Tra le scoperte più importanti del Carcer Tullianum c’è un limone, racchiuso nella fossa votiva insieme ai resti di vegetali, di maialini giovani, tutti esposti nelle teche del Museo. Questo è il più antico esemplare della pianta di limone rinvenuta in un contesto archeologico in Europa del frutto originariamente asiatico. Tre sepolture, risalenti all’età del Ferro: un uomo con le mani legate, una donna e una bambina. Infine una delle prime raffigurazioni della Madonna della Misericordia, presente in un affresco datato XIII secolo. «Portata alla luce proprio nell’anno del Giubileo della Misericordia» – nota qualcuno. «Abbiamo lavorato con le università – spiega Fortini-, con i dipartimenti di chimica e fisica. Abbiamo cercato di far comprendere la storia di questo sito, e delle sue stratificazioni, facendo delle ricostruzioni. In questo luogo oggi si entra nel cuore della storia». 

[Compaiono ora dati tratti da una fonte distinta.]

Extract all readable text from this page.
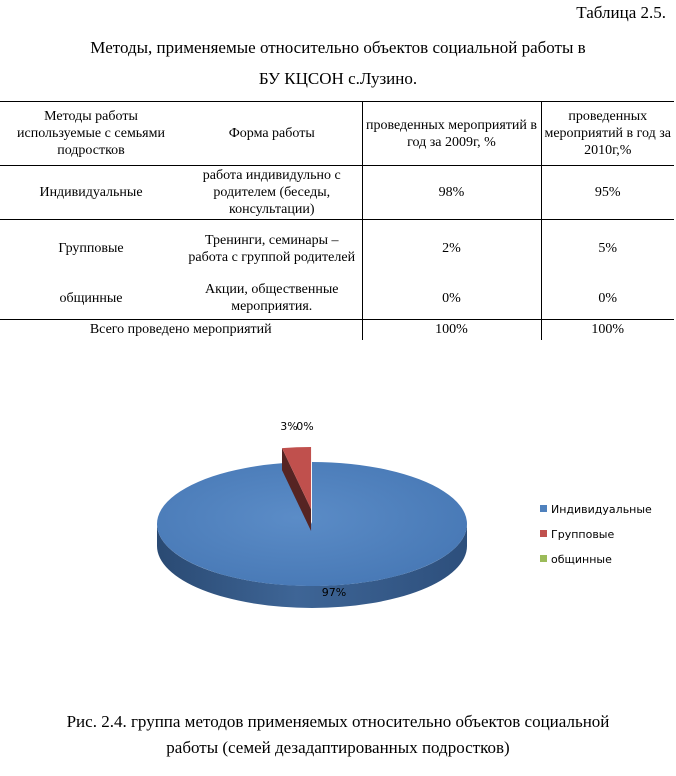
Таблица 2.5.
Методы, применяемые относительно объектов социальной работы в
БУ КЦСОН с.Лузино.
Методы работы используемые с семьями подростков	Форма работы	проведенных мероприятий в год за 2009г, %	проведенных мероприятий в год за 2010г,%
Индивидуальные	работа индивидульно с родителем (беседы, консультации)	98%	95%
Групповые	Тренинги, семинары – работа с группой родителей	2%	5%
общинные	Акции, общественные мероприятия.	0%	0%
Всего проведено мероприятий		100%	100%
97%
3%
0%
Индивидуальные
Групповые
общинные
Рис. 2.4. группа методов применяемых относительно объектов социальной
работы (семей дезадаптированных подростков)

La tecnologia al servizio della storia  

Il sito raccoglie molti reperti antichi, ma è anche il segno della modernità e della tecnologia, di cui oggi i musei del mondo non possono farne a meno. Giovani Startupper dall’azienda Visivalab e della Start Up Oniride hanno curato il design, il restauro e i servizi multimediali all’avanguardia del Carcer Tullianum. Così è possibile, con un tablet consegnato al visitatore all’entrata, ricostruire l’iconografia del luogo con la realtà aumentata. Tre animazioni, tra cui un vero e proprio cartone, ridanno vita ai reperti e a quelle persone ritrovate sepolte da secoli e secoli.